Space technology and medical sciences
The discussion on the use of space technology for medical sciences and public health was a new agenda item for the Subcommittee. Delegates were informed of several initiatives involving the use of space technology for medical services and public health in areas such as telemedicine, space technology for epidemiology and the control of infectious diseases and medical and pharmacological research in microgravity. The Subcommittee noted that telemedicine could be of great importance in providing medical expertise to remote locations. At the next session member states will review the status of telemedicine applications in general and in particular as regards their specific countries. The commercial availability of telemedicine systems and their capacities will also be looked at.
Symposium and exhibition
The applications of satellite navigation and their benefits to developing countries was reviewed in the framework of a joint symposium by the Committee on Space Research (COSPAR) and the International Astronautical Federation (IAF). Through a series of presentations the participants discussed the application of satellite navigation in such areas as: civil aviation; environmental monitoring; management of marine resources; agriculture management; river and geophysical mapping; and seismology and geology monitoring. The participants also agreed to focus next year's symposium on small satellite applications in agriculture, health and human security.

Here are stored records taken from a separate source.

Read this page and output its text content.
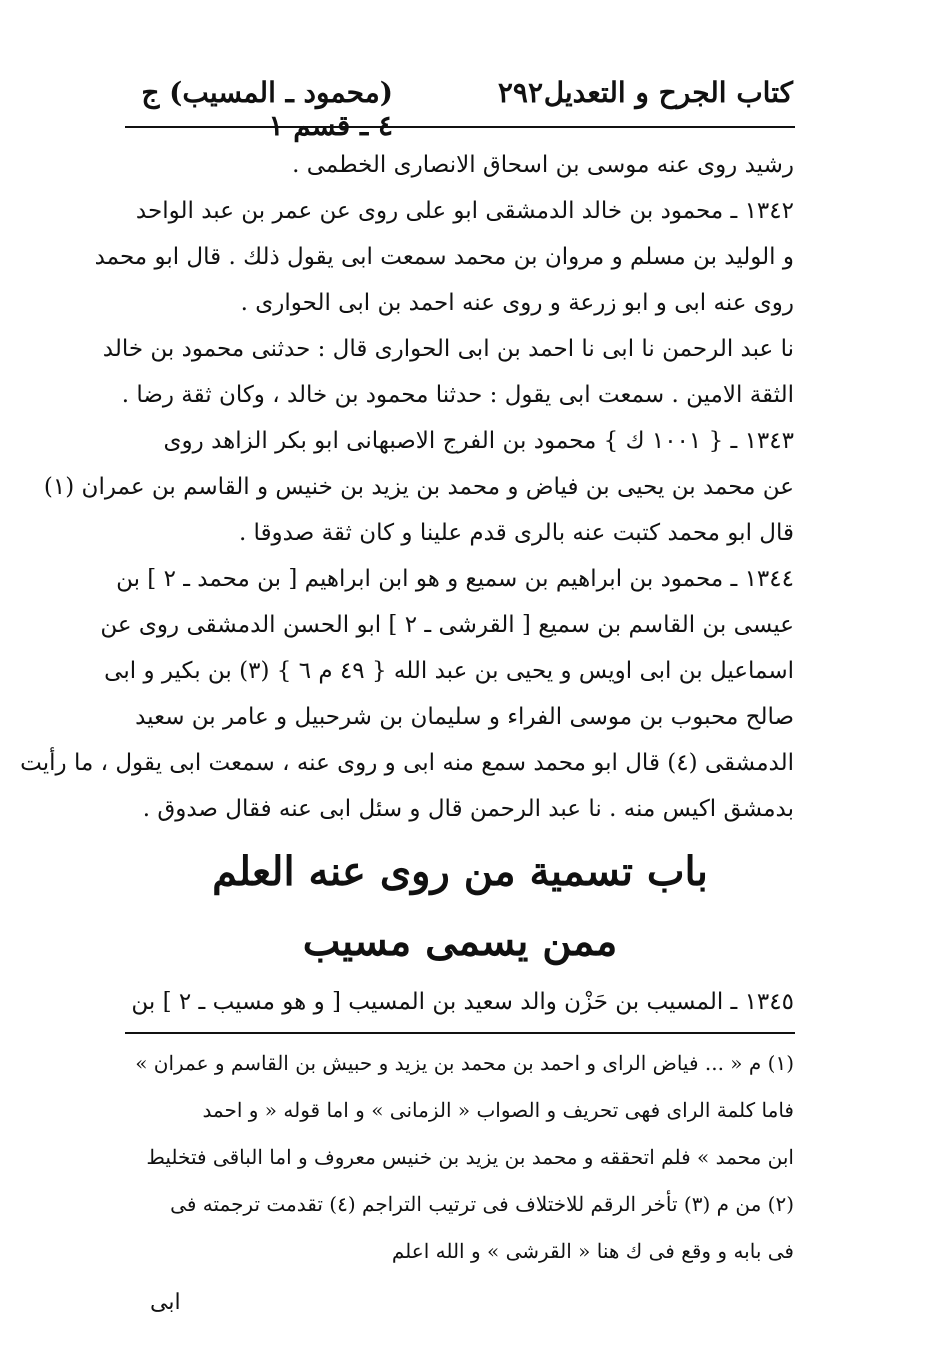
كتاب الجرح و التعديل
٢٩٢
(محمود ـ المسيب) ج ٤ ـ قسم ١
رشيد روى عنه موسى بن اسحاق الانصارى الخطمى .
١٣٤٢ ـ محمود بن خالد الدمشقى ابو على روى عن عمر بن عبد الواحد
و الوليد بن مسلم و مروان بن محمد سمعت ابى يقول ذلك . قال ابو محمد
روى عنه ابى و ابو زرعة و روى عنه احمد بن ابى الحوارى .
نا عبد الرحمن نا ابى نا احمد بن ابى الحوارى قال : حدثنى محمود بن خالد
الثقة الامين . سمعت ابى يقول : حدثنا محمود بن خالد ، وكان ثقة رضا .
١٣٤٣ ـ { ١٠٠١ ك } محمود بن الفرج الاصبهانى ابو بكر الزاهد روى
عن محمد بن يحيى بن فياض و محمد بن يزيد بن خنيس و القاسم بن عمران (١)
قال ابو محمد كتبت عنه بالرى قدم علينا و كان ثقة صدوقا .
١٣٤٤ ـ محمود بن ابراهيم بن سميع و هو ابن ابراهيم [ بن محمد ـ ٢ ] بن
عيسى بن القاسم بن سميع [ القرشى ـ ٢ ] ابو الحسن الدمشقى روى عن
اسماعيل بن ابى اويس و يحيى بن عبد الله { ٤٩ م ٦ } (٣) بن بكير و ابى
صالح محبوب بن موسى الفراء و سليمان بن شرحبيل و عامر بن سعيد
الدمشقى (٤) قال ابو محمد سمع منه ابى و روى عنه ، سمعت ابى يقول ، ما رأيت
بدمشق اكيس منه . نا عبد الرحمن قال و سئل ابى عنه فقال صدوق .
باب تسمية من روى عنه العلم
ممن يسمى مسيب
١٣٤٥ ـ المسيب بن حَزْن والد سعيد بن المسيب [ و هو مسيب ـ ٢ ] بن
(١) م « ... فياض الراى و احمد بن محمد بن يزيد و حبيش بن القاسم و عمران »
فاما كلمة الراى فهى تحريف و الصواب « الزمانى » و اما قوله « و احمد
ابن محمد » فلم اتحققه و محمد بن يزيد بن خنيس معروف و اما الباقى فتخليط
(٢) من م (٣) تأخر الرقم للاختلاف فى ترتيب التراجم (٤) تقدمت ترجمته فى
فى بابه و وقع فى ك هنا « القرشى » و الله اعلم
ابى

The Subcommittee session also coincided with the opening of a special exhibition on "China's Space Activities" at the Vienna International Centre. The exhibition jointly organized by the OOSA and the China National Space Administration (CNSA), displayed amongst others, models of rockets and satellites built and launched by China.
The Subcommittee like COPUOS, its parent Committee, has the following Member States: Albania, Algeria, Argentina, Australia, Austria, Belgium, Benin, Brazil, Bulgaria, Burkina Faso, Cameroon, Canada, Chad, Chile, China, Colombia, Cuba, Czech Republic, Ecuador, Egypt, France, Germany, Greece, Hungary, India, Indonesia, Iran, Iraq, Italy, Japan, Kazakhstan, Kenya, Lebanon, Malaysia, Mexico, Mongolia, Morocco, Netherlands, Nicaragua, Niger, Nigeria, Pakistan, Peru, Philippines, Poland, Portugal, Republic of Korea, Romania, Russian Federation, Saudi Arabia, Senegal, Sierra Leone, Slovakia, South Africa, Spain, Sudan, Sweden, Syrian Arab Republic, Turkey, Ukraine, United Kingdom, United States, Uruguay, Venezuela and Viet Nam.